From an SEO perspective, that’s actually all you can do to keyword-optimize your video. The remainder is decided by YouTube algorithms primarily based on your video’s overall quality.
Step 5: Promote Your Video
When I first talked with Brian about this step, I naturally gravitated towards a method where you’d essentially do your own PR to get the video included on different blogs and publications. Nonetheless, this technique is more of a long term method that may take weeks or even months before you get the embed or reference to the video on a blog publish.
We needed something more brief term. One of the first lessons Brian realized about YouTube is that it’s extremely competitive:
“When I began on YouTube, I underestimated the competitors. I believed that the sheer quantity of customers meant that competitors weren’t an enormous deal. However, I used to be flawed. YouTube has a ton of viewers, but there’s additionally a ton of video content material to compete with.”

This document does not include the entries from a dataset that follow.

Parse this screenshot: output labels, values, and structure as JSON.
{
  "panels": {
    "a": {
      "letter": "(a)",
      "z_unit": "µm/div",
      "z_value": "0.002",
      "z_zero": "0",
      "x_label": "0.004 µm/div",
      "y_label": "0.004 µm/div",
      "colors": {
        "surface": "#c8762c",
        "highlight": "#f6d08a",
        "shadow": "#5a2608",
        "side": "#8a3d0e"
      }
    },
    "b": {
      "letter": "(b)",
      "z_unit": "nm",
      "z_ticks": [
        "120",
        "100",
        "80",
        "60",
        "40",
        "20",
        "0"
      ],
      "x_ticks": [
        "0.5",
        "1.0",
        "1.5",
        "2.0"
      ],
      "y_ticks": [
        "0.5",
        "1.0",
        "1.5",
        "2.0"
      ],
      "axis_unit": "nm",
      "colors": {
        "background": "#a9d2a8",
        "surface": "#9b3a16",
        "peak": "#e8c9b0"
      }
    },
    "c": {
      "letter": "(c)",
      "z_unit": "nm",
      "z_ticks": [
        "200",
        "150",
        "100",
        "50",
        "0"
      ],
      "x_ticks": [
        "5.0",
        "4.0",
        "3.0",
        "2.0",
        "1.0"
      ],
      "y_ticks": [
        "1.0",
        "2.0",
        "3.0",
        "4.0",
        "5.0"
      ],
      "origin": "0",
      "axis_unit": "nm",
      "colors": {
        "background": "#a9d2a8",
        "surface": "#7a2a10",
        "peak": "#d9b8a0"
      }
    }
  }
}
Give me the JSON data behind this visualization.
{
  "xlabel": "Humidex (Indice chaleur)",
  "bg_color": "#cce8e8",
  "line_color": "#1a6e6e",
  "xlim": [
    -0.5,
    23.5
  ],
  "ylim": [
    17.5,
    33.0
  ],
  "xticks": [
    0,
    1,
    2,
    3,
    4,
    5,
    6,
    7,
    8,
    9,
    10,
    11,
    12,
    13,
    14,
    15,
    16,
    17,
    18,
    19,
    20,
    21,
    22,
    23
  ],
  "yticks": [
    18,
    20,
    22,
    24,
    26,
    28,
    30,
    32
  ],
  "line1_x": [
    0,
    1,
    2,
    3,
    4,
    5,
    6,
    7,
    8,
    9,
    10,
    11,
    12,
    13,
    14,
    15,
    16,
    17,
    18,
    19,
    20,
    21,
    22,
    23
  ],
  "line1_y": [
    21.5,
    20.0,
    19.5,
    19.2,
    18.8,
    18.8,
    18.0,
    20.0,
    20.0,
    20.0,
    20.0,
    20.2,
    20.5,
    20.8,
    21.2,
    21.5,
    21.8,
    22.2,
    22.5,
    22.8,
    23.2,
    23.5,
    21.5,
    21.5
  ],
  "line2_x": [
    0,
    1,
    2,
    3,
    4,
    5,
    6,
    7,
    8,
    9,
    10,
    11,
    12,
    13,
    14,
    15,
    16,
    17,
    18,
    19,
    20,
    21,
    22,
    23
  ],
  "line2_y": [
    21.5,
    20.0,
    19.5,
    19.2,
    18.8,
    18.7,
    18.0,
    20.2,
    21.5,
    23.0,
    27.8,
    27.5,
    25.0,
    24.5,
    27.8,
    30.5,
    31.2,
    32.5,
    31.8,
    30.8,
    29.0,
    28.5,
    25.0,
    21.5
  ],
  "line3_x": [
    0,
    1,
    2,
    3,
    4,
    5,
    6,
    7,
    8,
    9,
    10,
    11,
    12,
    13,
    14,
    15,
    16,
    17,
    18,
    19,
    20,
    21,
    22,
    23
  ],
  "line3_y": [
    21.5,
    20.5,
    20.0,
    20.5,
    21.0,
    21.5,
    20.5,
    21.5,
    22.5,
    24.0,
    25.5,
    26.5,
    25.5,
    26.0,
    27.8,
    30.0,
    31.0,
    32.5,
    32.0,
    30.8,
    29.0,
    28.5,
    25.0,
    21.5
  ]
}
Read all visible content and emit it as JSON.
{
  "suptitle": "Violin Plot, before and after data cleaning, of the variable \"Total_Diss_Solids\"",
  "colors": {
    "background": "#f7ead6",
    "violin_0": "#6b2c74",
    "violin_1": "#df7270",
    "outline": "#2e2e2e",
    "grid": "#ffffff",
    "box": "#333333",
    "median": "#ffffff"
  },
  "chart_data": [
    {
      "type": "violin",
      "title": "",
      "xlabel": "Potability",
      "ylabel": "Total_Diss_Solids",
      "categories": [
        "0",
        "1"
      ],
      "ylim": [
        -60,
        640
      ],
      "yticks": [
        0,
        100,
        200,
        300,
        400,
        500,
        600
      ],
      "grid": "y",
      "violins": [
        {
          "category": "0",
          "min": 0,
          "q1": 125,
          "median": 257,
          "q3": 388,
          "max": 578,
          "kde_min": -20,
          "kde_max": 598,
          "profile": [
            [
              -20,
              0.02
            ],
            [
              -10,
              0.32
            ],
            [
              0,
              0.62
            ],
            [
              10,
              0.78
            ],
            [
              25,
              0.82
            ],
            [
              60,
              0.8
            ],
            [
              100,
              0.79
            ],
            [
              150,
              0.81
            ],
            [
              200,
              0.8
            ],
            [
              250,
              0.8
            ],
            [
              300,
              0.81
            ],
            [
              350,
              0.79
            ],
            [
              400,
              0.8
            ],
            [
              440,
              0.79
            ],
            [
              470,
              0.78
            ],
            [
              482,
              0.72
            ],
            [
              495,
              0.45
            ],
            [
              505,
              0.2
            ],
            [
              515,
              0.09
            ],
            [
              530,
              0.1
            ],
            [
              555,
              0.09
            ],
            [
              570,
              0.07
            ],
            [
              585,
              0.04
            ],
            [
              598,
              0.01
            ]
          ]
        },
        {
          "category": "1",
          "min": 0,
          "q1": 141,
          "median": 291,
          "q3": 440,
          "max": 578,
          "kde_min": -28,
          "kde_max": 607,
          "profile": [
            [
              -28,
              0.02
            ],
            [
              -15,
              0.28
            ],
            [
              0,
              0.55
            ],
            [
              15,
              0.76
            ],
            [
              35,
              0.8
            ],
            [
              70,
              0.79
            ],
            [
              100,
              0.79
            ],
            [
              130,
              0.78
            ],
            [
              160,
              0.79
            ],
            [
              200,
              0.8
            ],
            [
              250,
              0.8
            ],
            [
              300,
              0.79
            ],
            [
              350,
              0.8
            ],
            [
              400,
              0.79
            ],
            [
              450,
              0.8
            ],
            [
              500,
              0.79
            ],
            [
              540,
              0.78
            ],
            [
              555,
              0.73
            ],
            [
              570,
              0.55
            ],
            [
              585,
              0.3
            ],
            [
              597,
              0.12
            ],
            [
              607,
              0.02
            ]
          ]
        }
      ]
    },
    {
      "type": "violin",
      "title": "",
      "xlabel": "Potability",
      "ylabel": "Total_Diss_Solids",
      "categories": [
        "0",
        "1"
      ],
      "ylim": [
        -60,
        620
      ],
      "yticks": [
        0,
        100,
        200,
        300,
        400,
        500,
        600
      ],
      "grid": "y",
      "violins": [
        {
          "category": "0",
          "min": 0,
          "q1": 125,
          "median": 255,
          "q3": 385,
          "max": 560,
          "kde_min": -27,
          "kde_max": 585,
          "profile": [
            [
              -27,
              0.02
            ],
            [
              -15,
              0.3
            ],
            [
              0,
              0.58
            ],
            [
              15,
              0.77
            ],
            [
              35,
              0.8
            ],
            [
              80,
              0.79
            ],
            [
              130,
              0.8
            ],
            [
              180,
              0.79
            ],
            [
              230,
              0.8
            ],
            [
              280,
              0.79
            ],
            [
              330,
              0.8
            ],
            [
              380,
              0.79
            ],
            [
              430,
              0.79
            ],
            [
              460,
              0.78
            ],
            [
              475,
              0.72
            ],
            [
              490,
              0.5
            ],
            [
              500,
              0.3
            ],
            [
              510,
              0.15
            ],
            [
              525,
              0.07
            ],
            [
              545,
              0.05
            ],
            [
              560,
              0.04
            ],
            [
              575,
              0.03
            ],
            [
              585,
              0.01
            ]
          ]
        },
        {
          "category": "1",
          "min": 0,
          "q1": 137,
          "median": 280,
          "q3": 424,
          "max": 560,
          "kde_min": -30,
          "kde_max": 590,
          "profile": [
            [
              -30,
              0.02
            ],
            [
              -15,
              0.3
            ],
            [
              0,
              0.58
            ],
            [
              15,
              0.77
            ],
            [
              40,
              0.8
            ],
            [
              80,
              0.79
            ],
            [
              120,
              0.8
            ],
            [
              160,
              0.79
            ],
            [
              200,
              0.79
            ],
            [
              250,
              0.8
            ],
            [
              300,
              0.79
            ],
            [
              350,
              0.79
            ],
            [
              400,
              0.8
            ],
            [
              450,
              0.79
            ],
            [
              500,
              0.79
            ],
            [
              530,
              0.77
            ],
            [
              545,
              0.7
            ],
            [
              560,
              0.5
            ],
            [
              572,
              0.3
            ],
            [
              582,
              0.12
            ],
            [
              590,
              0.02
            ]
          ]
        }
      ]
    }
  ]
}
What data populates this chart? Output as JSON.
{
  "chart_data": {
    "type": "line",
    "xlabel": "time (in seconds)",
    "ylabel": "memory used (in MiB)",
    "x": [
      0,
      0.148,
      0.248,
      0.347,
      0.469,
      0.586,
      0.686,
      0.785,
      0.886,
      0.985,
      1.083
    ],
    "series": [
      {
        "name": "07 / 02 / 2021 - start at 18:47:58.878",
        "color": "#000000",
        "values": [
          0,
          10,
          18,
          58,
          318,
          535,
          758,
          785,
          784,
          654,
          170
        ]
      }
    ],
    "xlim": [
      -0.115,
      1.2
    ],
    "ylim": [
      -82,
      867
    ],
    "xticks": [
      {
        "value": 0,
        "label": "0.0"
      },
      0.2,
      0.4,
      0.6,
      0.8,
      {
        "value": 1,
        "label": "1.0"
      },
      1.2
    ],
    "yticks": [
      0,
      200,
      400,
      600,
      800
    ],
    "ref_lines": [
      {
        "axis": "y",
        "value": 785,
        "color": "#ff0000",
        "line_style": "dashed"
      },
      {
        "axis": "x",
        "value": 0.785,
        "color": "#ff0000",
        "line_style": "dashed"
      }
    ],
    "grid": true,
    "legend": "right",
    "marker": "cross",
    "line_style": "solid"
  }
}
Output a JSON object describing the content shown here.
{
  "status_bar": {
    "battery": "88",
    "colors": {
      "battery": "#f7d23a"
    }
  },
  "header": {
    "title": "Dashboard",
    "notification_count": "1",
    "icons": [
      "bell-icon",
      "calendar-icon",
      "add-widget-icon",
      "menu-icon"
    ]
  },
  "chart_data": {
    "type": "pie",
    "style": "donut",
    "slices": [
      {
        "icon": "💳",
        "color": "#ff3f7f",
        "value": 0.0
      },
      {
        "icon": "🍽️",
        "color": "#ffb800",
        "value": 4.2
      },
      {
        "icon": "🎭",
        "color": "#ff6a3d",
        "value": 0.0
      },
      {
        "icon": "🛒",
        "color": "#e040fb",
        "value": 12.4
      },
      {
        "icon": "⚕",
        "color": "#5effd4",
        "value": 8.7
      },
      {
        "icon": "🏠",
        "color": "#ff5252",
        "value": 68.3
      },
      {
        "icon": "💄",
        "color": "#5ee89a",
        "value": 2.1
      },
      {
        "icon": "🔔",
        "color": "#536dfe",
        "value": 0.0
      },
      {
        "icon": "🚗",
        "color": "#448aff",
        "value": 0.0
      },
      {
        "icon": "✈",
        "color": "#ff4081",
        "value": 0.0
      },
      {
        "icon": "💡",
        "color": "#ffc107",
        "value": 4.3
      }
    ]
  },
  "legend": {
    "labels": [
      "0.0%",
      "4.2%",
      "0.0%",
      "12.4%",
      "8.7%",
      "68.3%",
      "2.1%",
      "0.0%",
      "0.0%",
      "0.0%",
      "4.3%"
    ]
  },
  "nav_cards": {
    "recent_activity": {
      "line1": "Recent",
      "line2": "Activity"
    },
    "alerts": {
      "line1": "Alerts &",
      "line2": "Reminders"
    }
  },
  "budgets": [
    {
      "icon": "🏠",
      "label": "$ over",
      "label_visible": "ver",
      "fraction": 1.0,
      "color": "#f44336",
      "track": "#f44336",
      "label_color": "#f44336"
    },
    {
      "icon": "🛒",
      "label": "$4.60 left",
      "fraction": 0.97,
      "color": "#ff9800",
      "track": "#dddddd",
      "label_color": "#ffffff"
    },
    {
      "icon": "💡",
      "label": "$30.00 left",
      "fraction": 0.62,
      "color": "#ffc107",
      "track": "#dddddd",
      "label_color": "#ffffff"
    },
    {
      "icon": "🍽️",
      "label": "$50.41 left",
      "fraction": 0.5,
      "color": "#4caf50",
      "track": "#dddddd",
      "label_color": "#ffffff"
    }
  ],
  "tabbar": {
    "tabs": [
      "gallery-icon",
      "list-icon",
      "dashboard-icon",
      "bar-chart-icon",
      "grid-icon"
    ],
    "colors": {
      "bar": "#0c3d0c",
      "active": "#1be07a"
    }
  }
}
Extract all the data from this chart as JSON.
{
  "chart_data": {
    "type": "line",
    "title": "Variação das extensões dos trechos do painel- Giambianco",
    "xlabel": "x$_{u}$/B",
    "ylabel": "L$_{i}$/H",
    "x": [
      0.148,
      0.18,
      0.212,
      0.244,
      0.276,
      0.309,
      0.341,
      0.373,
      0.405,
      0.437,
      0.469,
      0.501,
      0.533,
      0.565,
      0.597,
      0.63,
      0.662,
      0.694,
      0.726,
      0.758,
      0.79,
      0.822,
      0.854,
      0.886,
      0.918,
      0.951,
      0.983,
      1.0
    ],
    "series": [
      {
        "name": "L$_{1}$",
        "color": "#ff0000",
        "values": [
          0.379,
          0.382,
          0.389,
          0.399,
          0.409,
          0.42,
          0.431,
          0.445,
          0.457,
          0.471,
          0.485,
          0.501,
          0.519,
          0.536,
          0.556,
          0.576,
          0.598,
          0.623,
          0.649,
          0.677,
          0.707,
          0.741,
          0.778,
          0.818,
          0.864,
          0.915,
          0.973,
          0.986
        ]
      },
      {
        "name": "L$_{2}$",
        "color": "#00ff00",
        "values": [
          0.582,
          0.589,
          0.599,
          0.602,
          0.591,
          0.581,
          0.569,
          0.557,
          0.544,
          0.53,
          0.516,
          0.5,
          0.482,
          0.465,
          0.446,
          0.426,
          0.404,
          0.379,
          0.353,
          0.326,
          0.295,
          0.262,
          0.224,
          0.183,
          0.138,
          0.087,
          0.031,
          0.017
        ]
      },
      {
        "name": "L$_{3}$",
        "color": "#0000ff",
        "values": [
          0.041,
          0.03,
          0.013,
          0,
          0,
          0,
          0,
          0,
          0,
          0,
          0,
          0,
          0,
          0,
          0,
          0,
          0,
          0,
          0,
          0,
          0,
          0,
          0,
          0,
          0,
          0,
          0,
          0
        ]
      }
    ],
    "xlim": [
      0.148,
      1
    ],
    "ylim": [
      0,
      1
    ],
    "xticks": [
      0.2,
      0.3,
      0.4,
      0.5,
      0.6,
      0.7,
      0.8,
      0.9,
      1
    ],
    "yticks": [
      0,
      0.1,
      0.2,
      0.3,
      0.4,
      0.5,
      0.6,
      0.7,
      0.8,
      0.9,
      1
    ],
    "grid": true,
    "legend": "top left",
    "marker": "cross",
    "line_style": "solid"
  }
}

Similar to a weblog or infographic, YouTube videos need a little “push” to get going. And one of the great things about YouTube is that it’s a discovery platform. YouTube actively promotes videos it thinks you will like on their homepage, the “Suggested Video” sidebar, and yes, in YouTube’s search results.
However, YouTube needs to collect a critical mass of data on your video (by measuring likes, views, viewers retention, and feedback) n order to determine if people actually enjoy watching your video.
So Brian discovered that a preliminary promotional “push” offers YouTube the person suggestions it must actively present your video to its personal base.
I asked Brian how he promoted his YouTube e-commerce SEO video. Here is the process he used:
First, he emailed his e-mail subscribers concerning the video. His e-mail was transient with two links directly to his Youtube video.
Some people embed the video on their weblog and send people there. Brian says that can also work, but he prefers to direct people to YouTube because then they have the opportunity to like, comment, and subscribe.
Brian additionally shared his video on social media (particularly, Twitter and Facebook).
Sharing on these two social networks helped Brian for ranking Video on YouTube.
Brian additionally posted a preview of the video on Facebook to entice people to look at the complete video, as you’ll be able to see below:
As a basic rule of thumb: if the video is up to snuff, and optimized properly, it simply needs a promotional push to get the ball rolling. YouTube takes care of the rest.
You need to use Facebook, Twitter, and E-mail for that “little push.” Some of you might say “I don’t have such an enormous viewer!” Brian’s reply to that’s:
“You don’t need an enormous viewer. What you’re attempting to do is get some eyeballs in your video to assist Google to get some data about it. You don’t need hundreds of thousands or even tens of thousands to see it, just a few thousand or so to take a look at it.”